Мы все направились ко мне смотреть камешки. Посмотрели – Вася не преминул сказать, что у него коллекция больше и богаче, что я, разумеется, подтвердил, – а другая Лена сказала, что ее ждут, а потому придется уж как-нибудь одному Роберту… Вышли все, но через некоторое время мы с первой фрейлиной вернулись.

Вернулись, вошли в мою комнату. Едва вошли, как Лена сказала, что очень устала сегодня и хочет спать.

– Ты останешься у меня? – спросил я.

– Нет, сейчас пойду.

Но не пошла. Все было на этот раз как-то спокойно и просто. Мы легли рядом, составив кровати, но не касаясь друг друга. И спали. Но под утро…

Да, сколько же все-таки туману напустили по этому поводу не очень уважаемые мною наши предшественники-братья! Сколько пустых наставлений, здорово похожих на заклинания от нечистой силы. А любовь как расценивали? Чем больше человек ослеплен, чем больше он не владеет собой, чем больше он фактически эгоист, причем одуревший, ничего не соображающий, не могущий даже видеть, словно обалдевшее от похоти животное – тем больше он, значит, любит… И тем больше ему прощается. Даже в Уголовном суде человек, ослепленный ревностью или внезапным аффектом получает скидку… Фантастика! Кто кого перещеголяет в тупом безумстве! Как будто голова дана человеку для того, чтобы ее терять, как будто разум только и ждет, чтобы его лишились. И это как раз считалось, а частенько и сейчас считается мужественным, «крутым», «прикольным»! Когда человек размышляет («шестьюдесятью секундами смысла»…), когда сохраняет голову, когда видит, что делает, то это, якобы, унижает женщину. Это он, значит, не любит и рассудочен, холоден. Что ж удивляться, что молодежь наша понятия не имеет о том, что к чему, как и зачем, и думает, что главное – разрядиться, а «все мужики сво…», а «все женщины бля…» ?

В сумеречном, опаловом свете утра обнаженная Лена была прекрасна. Не закрываясь и почти совсем не смущаясь, она лежала рядом со мной, спокойно и естественно, позволяя мне любоваться ею и осторожно ласкать.
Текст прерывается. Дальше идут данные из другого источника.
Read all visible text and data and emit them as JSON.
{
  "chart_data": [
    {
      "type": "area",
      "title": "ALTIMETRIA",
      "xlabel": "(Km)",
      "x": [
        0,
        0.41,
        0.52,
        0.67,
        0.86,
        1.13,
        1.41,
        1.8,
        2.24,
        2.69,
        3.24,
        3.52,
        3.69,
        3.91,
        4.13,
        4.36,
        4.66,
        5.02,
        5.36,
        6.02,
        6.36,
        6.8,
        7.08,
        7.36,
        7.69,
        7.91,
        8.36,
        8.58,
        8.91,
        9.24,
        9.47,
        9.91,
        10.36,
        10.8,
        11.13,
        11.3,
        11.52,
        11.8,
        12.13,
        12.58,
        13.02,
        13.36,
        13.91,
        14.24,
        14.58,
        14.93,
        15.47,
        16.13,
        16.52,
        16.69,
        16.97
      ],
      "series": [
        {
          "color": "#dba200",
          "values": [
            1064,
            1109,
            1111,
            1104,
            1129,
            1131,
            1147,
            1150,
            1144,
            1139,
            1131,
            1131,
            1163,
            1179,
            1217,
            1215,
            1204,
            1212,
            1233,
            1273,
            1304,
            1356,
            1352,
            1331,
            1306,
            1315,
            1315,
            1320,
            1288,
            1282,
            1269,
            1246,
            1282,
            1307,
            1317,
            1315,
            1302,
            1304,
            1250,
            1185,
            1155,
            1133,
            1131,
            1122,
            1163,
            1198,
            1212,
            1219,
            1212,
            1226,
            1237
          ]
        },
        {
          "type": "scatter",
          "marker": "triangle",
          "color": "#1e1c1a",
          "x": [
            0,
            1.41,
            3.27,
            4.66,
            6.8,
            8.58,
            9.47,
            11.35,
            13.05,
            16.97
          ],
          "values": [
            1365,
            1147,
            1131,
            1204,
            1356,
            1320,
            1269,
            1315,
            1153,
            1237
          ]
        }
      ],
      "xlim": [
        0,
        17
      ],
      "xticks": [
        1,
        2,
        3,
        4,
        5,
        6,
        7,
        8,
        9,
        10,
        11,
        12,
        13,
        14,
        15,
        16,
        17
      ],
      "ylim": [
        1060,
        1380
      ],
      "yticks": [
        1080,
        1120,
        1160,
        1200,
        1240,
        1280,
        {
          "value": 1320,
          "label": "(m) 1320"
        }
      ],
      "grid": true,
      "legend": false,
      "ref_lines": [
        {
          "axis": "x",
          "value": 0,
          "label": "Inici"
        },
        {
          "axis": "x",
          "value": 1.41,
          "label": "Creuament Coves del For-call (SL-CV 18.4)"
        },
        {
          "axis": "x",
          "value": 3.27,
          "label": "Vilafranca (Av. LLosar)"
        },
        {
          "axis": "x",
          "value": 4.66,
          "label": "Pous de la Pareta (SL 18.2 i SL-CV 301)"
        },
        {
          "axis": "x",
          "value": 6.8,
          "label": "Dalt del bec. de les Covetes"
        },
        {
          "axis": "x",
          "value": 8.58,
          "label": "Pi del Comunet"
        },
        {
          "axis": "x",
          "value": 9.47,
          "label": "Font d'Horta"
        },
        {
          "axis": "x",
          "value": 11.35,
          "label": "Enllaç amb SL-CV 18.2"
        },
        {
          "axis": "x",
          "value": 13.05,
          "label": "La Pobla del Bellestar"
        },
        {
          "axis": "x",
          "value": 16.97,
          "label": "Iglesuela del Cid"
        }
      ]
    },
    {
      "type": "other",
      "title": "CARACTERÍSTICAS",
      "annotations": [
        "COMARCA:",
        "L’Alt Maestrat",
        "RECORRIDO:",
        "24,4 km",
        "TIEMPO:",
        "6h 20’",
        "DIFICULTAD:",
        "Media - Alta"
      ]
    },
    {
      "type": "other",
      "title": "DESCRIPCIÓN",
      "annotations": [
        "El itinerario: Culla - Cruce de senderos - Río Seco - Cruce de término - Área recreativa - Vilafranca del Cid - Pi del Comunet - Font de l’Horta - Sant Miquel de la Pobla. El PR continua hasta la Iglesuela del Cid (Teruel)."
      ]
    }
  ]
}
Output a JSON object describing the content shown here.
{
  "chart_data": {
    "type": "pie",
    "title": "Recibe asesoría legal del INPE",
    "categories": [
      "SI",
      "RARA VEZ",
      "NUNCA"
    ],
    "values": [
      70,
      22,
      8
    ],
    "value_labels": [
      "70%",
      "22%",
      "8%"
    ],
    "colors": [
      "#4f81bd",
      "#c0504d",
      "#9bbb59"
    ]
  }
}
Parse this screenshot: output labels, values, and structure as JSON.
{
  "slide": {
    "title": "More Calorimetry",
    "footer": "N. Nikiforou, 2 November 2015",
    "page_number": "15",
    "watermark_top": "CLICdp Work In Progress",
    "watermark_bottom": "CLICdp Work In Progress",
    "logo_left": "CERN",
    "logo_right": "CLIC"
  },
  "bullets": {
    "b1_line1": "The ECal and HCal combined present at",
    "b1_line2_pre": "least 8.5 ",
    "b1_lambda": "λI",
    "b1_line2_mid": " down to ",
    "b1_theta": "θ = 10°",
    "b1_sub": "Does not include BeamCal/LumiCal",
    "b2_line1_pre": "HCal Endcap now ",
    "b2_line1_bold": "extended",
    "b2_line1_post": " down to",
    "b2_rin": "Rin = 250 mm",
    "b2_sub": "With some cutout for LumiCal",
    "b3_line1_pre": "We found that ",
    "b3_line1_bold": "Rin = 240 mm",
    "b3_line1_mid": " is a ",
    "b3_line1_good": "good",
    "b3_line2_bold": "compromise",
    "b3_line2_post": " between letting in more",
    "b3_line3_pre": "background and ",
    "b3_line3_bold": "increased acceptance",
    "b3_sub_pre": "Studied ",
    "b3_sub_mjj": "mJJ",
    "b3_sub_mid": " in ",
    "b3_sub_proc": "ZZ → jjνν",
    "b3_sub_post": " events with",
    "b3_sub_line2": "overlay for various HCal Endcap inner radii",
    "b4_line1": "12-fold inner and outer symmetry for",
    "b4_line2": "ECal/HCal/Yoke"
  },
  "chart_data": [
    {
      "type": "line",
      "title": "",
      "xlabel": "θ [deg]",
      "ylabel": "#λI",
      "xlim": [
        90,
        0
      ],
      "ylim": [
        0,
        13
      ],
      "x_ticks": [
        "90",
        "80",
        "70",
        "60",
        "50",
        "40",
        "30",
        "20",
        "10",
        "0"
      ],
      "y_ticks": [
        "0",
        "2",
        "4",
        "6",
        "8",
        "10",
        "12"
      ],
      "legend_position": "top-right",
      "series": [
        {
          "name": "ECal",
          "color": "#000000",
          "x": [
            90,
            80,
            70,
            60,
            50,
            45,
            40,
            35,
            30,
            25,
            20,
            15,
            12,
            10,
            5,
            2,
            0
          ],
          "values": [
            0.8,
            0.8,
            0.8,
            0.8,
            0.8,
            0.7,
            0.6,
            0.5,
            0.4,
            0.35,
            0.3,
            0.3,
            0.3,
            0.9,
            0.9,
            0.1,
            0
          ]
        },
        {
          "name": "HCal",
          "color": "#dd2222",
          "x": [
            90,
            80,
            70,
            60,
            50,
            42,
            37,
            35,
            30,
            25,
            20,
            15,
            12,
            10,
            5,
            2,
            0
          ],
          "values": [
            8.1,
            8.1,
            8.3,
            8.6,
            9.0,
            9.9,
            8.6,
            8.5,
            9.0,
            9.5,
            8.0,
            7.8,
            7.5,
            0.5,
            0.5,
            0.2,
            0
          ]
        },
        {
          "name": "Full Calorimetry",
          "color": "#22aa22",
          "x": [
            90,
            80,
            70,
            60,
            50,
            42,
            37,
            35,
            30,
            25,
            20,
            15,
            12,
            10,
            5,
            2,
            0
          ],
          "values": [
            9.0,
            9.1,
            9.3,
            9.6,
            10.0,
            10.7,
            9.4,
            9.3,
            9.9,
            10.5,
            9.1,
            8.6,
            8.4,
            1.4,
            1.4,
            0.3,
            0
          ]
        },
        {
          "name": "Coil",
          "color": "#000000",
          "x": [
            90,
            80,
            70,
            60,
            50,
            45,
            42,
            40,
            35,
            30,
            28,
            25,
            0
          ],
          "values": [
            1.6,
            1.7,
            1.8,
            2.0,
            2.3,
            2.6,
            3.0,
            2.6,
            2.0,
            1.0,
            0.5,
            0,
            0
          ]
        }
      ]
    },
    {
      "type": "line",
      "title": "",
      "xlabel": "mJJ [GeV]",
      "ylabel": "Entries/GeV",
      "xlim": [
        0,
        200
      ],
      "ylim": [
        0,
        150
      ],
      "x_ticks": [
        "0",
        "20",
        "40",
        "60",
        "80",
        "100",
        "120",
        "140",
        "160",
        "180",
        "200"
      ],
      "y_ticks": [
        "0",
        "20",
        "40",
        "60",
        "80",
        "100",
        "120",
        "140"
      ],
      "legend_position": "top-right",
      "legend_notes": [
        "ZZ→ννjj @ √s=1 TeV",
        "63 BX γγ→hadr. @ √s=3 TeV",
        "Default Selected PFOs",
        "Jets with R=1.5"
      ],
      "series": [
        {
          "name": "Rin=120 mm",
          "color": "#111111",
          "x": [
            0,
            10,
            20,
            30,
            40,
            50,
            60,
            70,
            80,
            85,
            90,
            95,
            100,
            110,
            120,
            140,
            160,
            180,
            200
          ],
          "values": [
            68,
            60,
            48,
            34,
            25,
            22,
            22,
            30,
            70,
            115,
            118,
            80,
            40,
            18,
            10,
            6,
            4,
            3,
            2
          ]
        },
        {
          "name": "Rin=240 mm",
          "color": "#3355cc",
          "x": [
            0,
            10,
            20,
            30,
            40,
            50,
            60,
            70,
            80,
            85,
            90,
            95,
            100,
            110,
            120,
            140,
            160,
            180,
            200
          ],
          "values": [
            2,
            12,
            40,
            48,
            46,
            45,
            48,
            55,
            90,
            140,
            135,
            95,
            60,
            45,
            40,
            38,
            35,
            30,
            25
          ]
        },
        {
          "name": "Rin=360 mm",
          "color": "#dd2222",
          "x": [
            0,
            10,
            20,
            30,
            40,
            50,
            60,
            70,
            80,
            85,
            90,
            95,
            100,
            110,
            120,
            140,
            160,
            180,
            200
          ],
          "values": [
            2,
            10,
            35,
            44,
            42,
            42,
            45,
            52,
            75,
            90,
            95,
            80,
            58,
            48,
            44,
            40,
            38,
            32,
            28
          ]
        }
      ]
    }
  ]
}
Я смотрел на нее, любуясь то одним, то другим плавным изгибом божественной плоти, гладил и целовал нежно и бережно, и не знаю, что было в ней прекраснее – лицо с полузакрытыми глазами и длинными ресницами, осиянное легкой блаженной улыбкой, плечи, шея, изящные руки с удивительно красивыми тонкими и гибкими пальцами, светлые, жемчужные холмики грудей – «гранаты», по выражению Низами… Или сходящиеся округлые линии ног, плавная выпуклость бедер, нежная бархатная поверхность живота с аккуратной впадинкой посередине и – особенно! – коричневато-розовые влажные лепестки, скрытые в мягких, золотисто-каштановых завитках волос, подпираемые двумя белыми (без загара), тесно сдвинутыми яблоками снизу…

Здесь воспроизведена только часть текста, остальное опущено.